When expanded to cell phone owners of all ages, only 13 percent pretend to be on the phone to get out of unwanted small talk or confrontations with the landlord.
We probably shouldn't be surprised that so many of those calls in public are just for show, because who actually makes a call instead of texting these days?
Pew found that 92 percent of smartphone owners and 59 percent of other cell phone owners text from their phone. Sending and receiving texts is the most common use for cell phones outside of voice calls, tied with taking photos. But only 80 percent of smartphone owners and 36 percent of feature phone users actually send those photos via their phone.
Pew's findings were based on a national telephone survey of 2,277 adults conducted between April 26 and May 22. Of the interviews, 1,522 were conducted by landline phone, and 755 were conducted by cell phone. Interviews were conducted in both English and Spanish.
While our phones may provide us with an on-demand justification for antisocial behavior, Pew finds that they're enabling many smartphone users to socialize much more--that is, if social networks count as actual socializing. Fifty-nine percent of smartphone users surveyed say they access Facebook and other social networks from their phone.
We're also getting more done on our phones, according to the survey.
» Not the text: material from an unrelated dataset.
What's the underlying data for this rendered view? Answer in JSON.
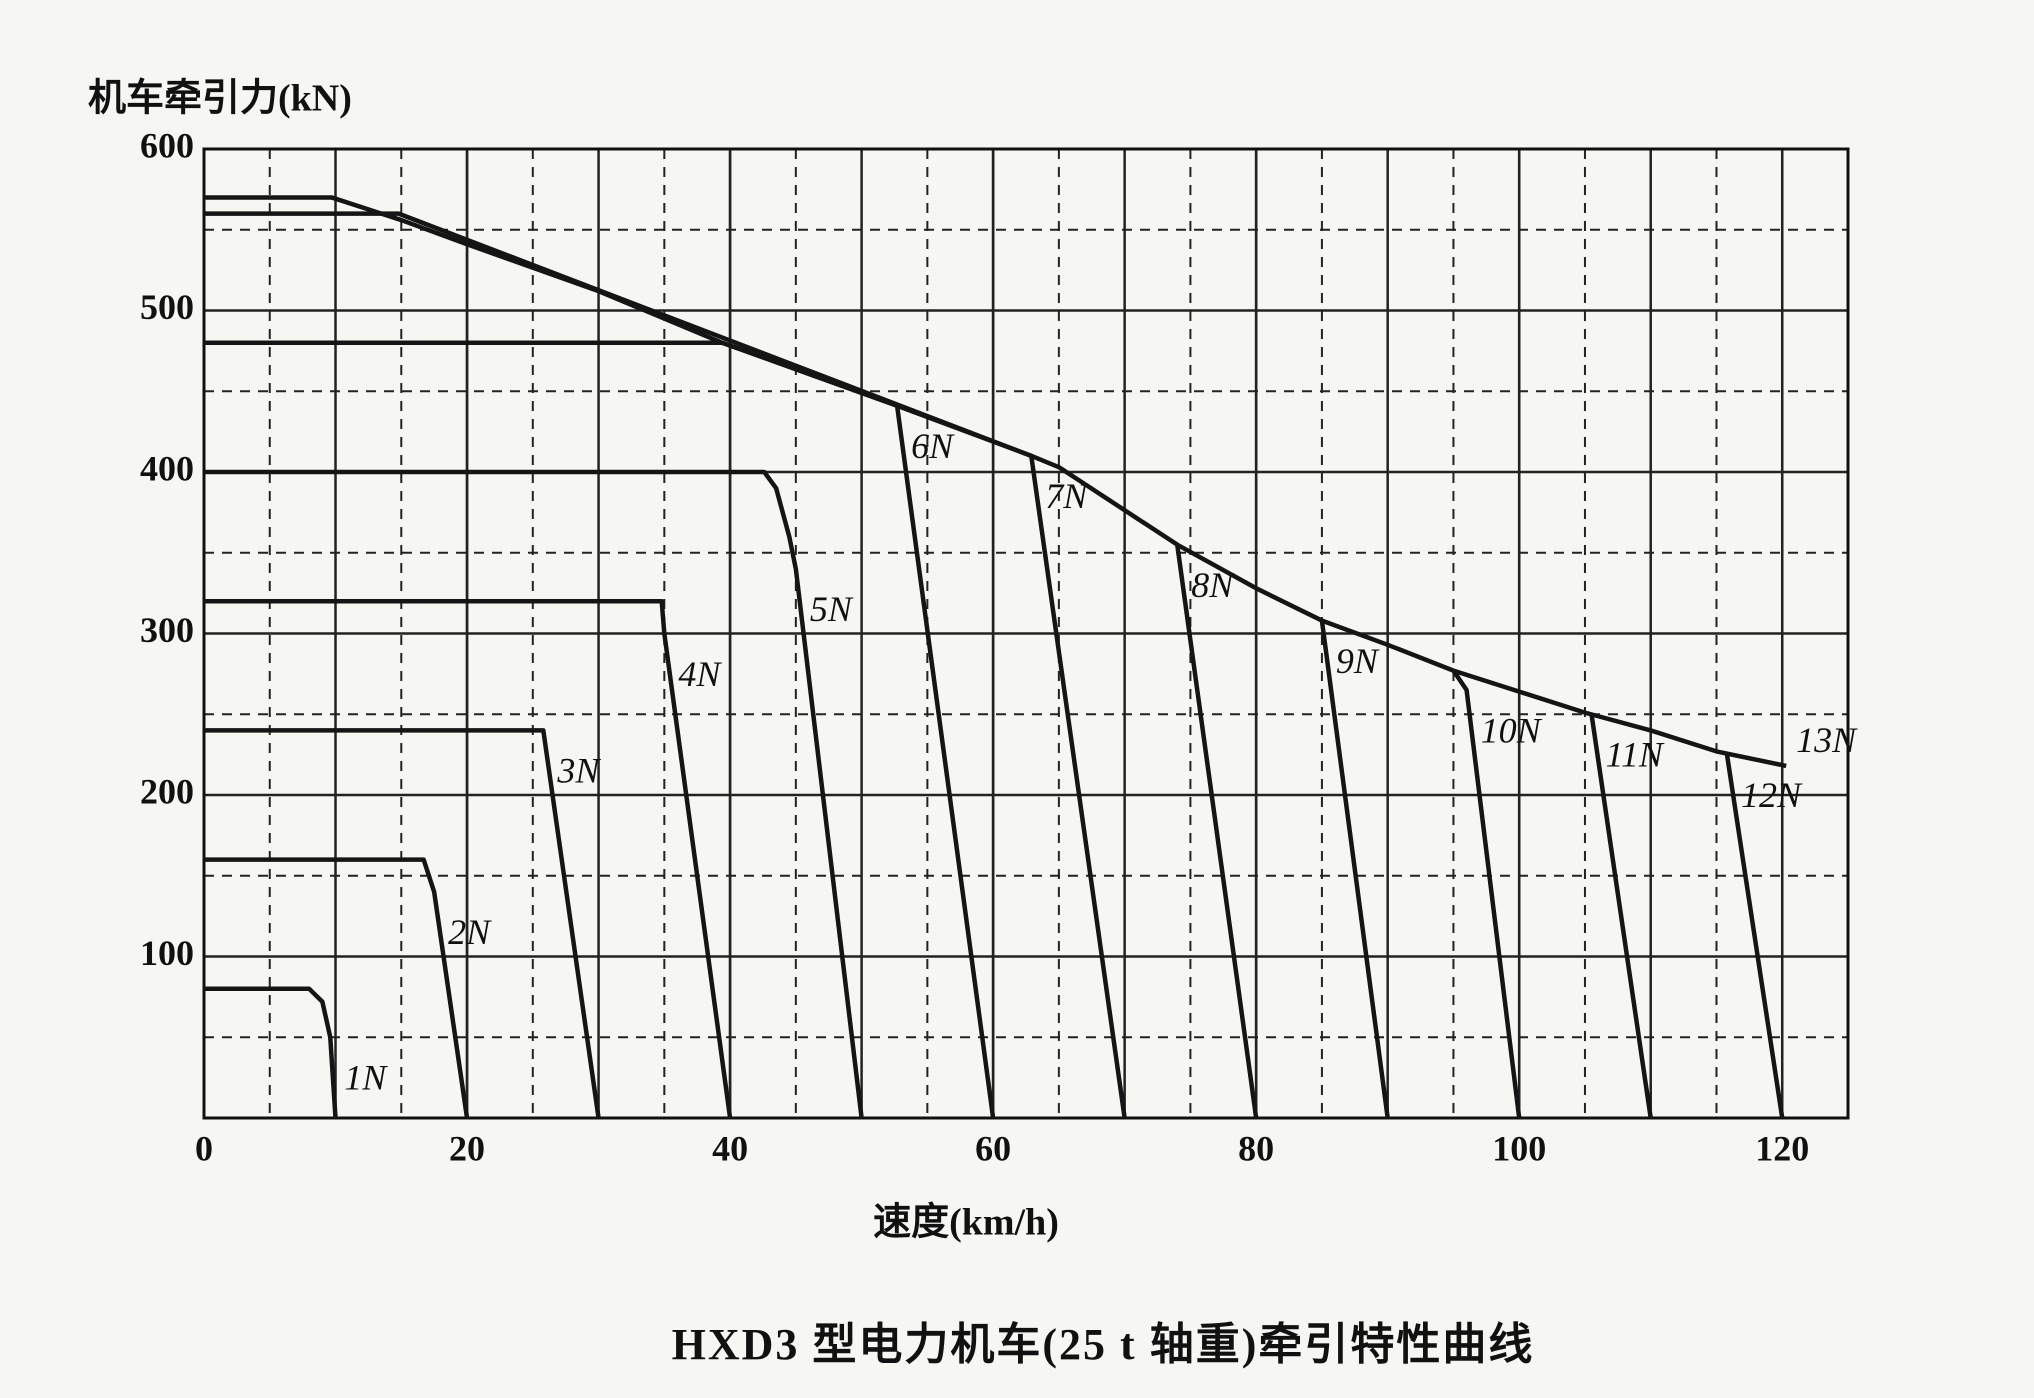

More than half (51 percent) of phone owners have used a cell phone to get information they needed right away; 40 percent have used a cell in an emergency situation; 84 percent of smartphone users access the Internet from their devices; and 37 percent access bank information.
With our new mobile abilities, however, comes a disturbing, perhaps even pathetic, converse situation--a crippling cell phone dependence. Pew reports that 42 percent of those surveyed said they had trouble doing something when they did not have a phone handy.
There is a logical flaw in this finding, though. Why would anyone ever not have their phone with them? Can you imagine all the face-to-face conversations you'd have to have with people just walking around like that?